Packaging Films Segment Q2 FY20 Q1 FY20 Q4 FY19 Q3 FY19 Q2 FY19
Revenue (Rs. Mn) 2,354 2,437 2,385 2,243 2,449
EBIT (Rs. Mn) 150 140 84 (15) 80
EBIT Margins (%) 6.4% 5.7% 3.5% -0.7% 3.2%
Volumes (MT) 15,735 16,052 15,761 14,536 15,600
  • Government’s focus to reduce usage of single use plastic to benefit Max Speciality Films (MSF) as BOPP Films is a multi-layered product which is easier to recycle. MSF supports the idea of sustainability and recyclability in packaging materials.

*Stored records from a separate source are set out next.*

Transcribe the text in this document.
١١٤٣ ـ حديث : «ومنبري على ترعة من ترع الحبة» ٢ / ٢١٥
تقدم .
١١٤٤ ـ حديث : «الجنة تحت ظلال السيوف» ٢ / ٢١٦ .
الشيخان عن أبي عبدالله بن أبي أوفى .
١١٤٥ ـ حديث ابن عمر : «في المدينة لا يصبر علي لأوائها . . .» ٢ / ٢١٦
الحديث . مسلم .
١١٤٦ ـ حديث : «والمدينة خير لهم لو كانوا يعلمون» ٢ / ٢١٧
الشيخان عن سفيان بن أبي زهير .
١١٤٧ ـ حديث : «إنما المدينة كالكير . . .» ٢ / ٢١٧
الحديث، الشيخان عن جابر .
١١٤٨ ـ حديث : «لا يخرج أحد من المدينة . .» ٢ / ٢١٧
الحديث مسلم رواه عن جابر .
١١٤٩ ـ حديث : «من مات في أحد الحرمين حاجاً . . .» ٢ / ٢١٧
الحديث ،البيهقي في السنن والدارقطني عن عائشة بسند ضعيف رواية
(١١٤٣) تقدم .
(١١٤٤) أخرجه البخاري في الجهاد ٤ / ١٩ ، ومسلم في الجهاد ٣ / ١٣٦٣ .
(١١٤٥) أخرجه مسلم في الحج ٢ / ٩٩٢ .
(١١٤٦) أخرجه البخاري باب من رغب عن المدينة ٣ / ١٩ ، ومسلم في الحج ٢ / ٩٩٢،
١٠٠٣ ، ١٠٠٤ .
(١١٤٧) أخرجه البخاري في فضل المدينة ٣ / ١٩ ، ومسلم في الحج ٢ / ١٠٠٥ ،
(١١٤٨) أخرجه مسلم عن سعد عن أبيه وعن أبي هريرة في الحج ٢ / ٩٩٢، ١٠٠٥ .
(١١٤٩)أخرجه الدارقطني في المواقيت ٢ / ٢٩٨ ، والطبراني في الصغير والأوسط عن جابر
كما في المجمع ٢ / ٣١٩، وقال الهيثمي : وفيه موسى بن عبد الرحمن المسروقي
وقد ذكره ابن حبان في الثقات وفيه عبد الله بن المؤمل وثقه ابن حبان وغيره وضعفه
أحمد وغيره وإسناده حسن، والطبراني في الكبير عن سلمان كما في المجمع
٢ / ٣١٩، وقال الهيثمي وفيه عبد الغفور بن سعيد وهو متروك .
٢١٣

  • In Q2FY20, the company has started witnessing the return of pricing power gradually to the suppliers as profitability margin (EBIT) has improved sequentially to 6.4% in Q2FY20 as compared to 5.7% in Q1FY20.
  • Value added speciality films (BOPP + Coating) contributed 32% in Q2FY20 vs. 28% in Q1FY20. We aim to continue improving this more profitable contribution gradually over time.
  • Our supplies to packaging major Toppan Group have commenced and we expect scale up to continue over the next few quarters.